Public Attitudes To The Welfare Of Broiler Chickens
This paper reports results from two workshops held in York, England that investigated public attitudes towards the welfare of broiler chickens. Initially, the majority of participants knew little about how broiler chickens are reared and were shocked at some of the facts presented to them. This study shows that some members of the public are both interested in learning about how their food is produced and concerned about the conditions faced by broiler chickens. Some are able to see clear links between public opinion and the welfare of farm animals, which is important in affecting consumer behavior.
9 women and 7 men, drawn largely from the “lower middle class” with some secondary level of education or vocational training, were interviewed about their knowledge of broiler chicken farming. The majority new “a little” and all stated they ate chicken meat and were concerned about farmed animal welfare.
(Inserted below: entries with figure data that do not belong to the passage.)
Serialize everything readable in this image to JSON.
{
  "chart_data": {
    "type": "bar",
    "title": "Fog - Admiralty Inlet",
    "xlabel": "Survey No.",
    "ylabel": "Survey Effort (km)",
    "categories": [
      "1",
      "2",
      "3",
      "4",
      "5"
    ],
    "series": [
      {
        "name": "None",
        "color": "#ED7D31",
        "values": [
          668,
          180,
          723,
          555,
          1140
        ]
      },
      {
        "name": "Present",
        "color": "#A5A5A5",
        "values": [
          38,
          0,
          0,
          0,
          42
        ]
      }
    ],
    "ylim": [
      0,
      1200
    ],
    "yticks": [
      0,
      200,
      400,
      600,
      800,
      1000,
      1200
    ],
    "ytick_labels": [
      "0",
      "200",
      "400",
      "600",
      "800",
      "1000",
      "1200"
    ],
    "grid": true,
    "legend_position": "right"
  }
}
The most common factors influencing these respondents choice to buy chicken were “quality/freshness” and “price,” followed by “appearance,” and “how it is farmed/whether it is organically farmed.” However, when given specific factors, the most common were “sell-by date,” and “appearance,” followed by “quality food labeling,” and “price.”
In response to imagine you are given £10 a month that must be spent on food products that are farmed using better than average animal welfare standards. How would you spend it (more than one choice permitted)? The most common response was chicken, followed by fish, then eggs; these responses were most likely influenced by the topic of the workshop.
Finally, respondents were asked if they could list any issues that they were particularly concerned about, related to how farmed chickens are treated. The most common issues were “battery rearing” and “crowded conditions.” Respondents were also asked about their awareness and perceived importance of many specific living conditions, as detailed in the full report.
In summary, these findings support earlier research into consumer attitudes towards animal welfare. Initially, there was very little prior knowledge about production methods and shock at discovering the reality of conditions under which broiler chickens are reared. There was a stated intention from some participants to think more carefully when choosing meat products in the future.
However, there was also a “realistic” awareness that, to produce inexpensive food, the majority of chickens will not have an idealistic, natural life-cycle. Participants said that there may be connections between their own purchasing behavior and the living conditions of chickens, but they were also realistic about intensive agriculture and the role it plays in modern day food production.